[読書メモ]『精神科医は信用できるか』

p22
日本は指名解雇がやりにくいせいもあって、辞めさせ方が陰湿なものになりやすい。早期退職希望制度といえば聞こえはいいが、実際は周囲の人間が本人を追い込んで、自ら手を上げていくように仕向けていることも多い。子供のいじめと、さして変わらない。

p23
うつ病になる人は女性のほうが多いが、うつ病による自殺は男性のほうが多い。その理由としては、一般的に男性のほうが背負っている社会的な責任が重いことや、女性が自殺を試みるときはリストカットなどが多くて未遂に終わりやすいのに対して、男性は確実に死ねる方法を選択しがちであることなどが考えられる。

pp37-38
物事には何でも「グレーゾーン」があり、それを認めることを心理学の世界では「認知的複雑性」と呼んでいる。それが乏しい人は、完全な「善」とも完全な「悪」ともいえない曖昧な状態に耐えることができない。何事も白黒はっきりさせないと、不安になってしまうわけだ。

p41
フィンランドでは、自殺予防教育を徹底したことで、自殺者数を三割も減らすことに成功した。
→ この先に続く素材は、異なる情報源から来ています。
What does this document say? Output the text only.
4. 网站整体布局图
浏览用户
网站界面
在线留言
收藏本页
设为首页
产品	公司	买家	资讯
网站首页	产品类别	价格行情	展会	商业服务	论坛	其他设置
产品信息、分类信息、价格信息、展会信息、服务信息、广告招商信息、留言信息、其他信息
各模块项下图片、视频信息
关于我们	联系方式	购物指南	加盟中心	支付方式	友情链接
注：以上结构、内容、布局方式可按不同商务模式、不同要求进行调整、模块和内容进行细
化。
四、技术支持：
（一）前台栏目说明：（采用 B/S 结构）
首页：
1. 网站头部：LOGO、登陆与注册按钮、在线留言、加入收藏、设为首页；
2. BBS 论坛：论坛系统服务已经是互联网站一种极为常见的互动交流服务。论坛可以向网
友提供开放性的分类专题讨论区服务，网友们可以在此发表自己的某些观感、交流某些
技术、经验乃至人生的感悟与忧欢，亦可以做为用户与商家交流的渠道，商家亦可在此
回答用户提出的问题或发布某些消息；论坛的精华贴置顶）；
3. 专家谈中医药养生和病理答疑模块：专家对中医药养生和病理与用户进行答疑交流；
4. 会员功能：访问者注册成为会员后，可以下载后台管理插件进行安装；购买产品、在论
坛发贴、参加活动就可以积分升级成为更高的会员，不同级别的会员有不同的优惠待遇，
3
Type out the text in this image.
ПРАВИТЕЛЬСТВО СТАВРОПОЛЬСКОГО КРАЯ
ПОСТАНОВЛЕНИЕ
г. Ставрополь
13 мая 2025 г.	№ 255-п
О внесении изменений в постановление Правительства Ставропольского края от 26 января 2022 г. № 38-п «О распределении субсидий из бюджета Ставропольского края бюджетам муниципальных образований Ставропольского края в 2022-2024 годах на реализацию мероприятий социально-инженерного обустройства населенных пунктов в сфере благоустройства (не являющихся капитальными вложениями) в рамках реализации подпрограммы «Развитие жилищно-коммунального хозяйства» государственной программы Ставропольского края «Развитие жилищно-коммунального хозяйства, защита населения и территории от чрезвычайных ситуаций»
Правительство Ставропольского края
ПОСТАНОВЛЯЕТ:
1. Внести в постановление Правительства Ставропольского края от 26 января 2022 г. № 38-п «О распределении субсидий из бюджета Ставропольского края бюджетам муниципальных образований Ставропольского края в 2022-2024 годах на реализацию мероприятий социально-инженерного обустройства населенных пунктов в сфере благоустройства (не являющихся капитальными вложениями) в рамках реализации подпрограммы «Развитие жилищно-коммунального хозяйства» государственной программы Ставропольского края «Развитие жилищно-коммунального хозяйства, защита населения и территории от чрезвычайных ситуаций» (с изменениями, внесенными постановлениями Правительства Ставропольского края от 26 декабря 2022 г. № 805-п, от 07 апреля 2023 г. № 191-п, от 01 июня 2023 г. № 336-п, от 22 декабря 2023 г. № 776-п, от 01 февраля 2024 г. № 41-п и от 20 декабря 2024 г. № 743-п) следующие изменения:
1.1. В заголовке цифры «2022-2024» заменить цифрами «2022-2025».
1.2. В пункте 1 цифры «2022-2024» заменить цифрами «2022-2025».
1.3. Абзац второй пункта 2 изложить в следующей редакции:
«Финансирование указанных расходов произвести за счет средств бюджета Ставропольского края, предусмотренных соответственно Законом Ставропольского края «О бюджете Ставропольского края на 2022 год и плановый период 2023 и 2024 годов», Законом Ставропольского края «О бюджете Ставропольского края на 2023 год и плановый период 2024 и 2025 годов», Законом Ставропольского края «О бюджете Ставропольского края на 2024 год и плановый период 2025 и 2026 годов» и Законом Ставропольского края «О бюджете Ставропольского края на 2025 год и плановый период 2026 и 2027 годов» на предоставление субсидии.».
自殺の予防には、広く国民を「教育」することが効果的なのだ。

pp51-52
日本には大学の医学部が80あるが、その精神科で教授を務めている人々のほとんどが、この生物学的精神医学の専門家である。そのため、大学病院に勤務する精神科医もほとんどが生物学的精神医学のトレーニングを受けている。

p71
精神科医が分析治療やカウンセリングを行う場合、基本的に患者は自分のことについて嘘をつかないということが前提になっている。

pp114-115
不眠の治療法は睡眠薬だけとはかぎらない。薬を使わずに、カウンセリング的な手法によって改善することもある。/たとえば、森田療法もその一つだ。森田療法では、「不安を感じていることに意識を集中すればするほど不安が増大する」という考え方が一つの基本になっている。したがって不眠についても、「自分は眠れない」「眠らなければいけない」などと気にすればするほど、かえって眠れないくなると考えるわけだ。/実際眠れないことを気にせず、横になって本でも読んでいると、いつの間にか眠っているということは少なくない。安易に睡眠薬に頼らず、さまざまな選択肢を検討すべきだと思う。

p130
行動療法とは、患者の行動を変えることで心のあり方を変えようとするもの。自律訓練法は、自己催眠によるリラクゼーションのようなものだ。心療内科では、リラクゼーションのためにヨガなどを取り入れているところもある。

p137
よくあるのが、異性のカウンセラーに恋愛感情を抱いてしまう、「恋愛転移」というケースだ。